Spanish bond yields fall as Greece forms new government

Spanish 10-year bond yields dipped back below 7% today, as investors eyed an expected stimulus package from the US Federal Reserve, and with sentiment lifted after Greece managed to form a new government.

The yield on benchmark Spanish debt was down 27 basis points to 6.77% – despite the previous day’s auction showing Madrid had to pay 5% to borrow for just a year.

The move out of the danger zone above 7% comes as many investors hold their breath ahead of an announcement from Fed chairman Ben Bernanke.

Bernanke (pictured) is expected to reveal an extension of “Operation Twist,” the programme launched last year which has aimed – and succeeded – in pushing down longer-term interest rates in an attempt to support the economy via bond-buying.
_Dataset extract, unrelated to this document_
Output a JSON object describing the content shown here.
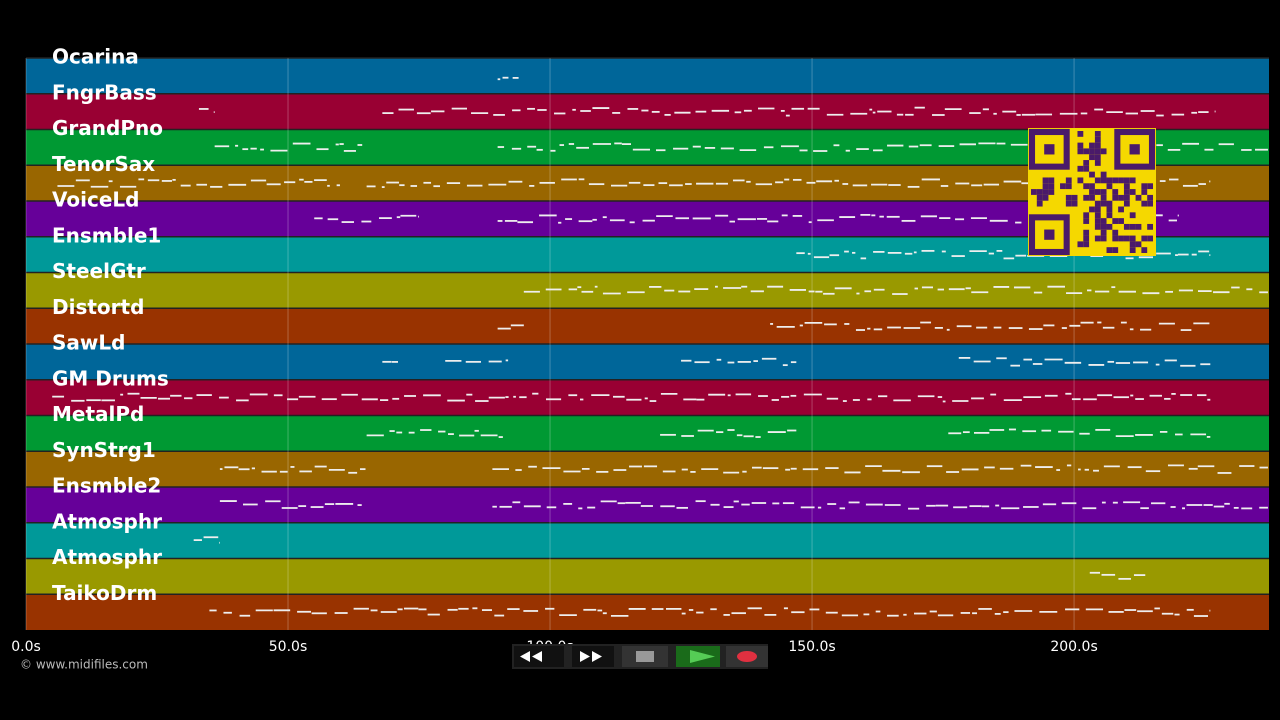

The S&P 500 had closed higher for four straight days and reached its highest level since early May yesterday amid speculation policy makers will do more to safeguard the economic recovery.
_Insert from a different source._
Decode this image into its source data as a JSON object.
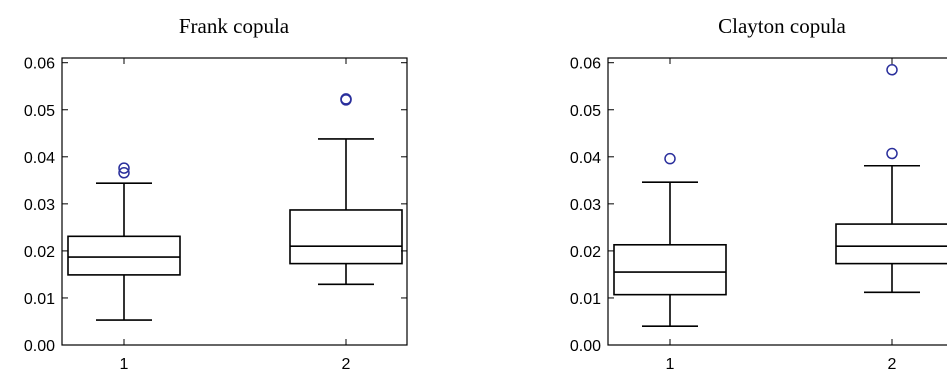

Today it was flat shortly after opening, with the Dow moving in a similar way, as investors await Bernanke’s speech.

Previous easing actions by the Fed have lifted growth-focused assets such as stocks and commodities, and gold tends to welcome central bank stimulus too.

Meanwhile Greece has also cheered investors, after political leaders agreed to form a new government headed by New Democracy party head Antonis Samaras following weeks of political manoeuvring.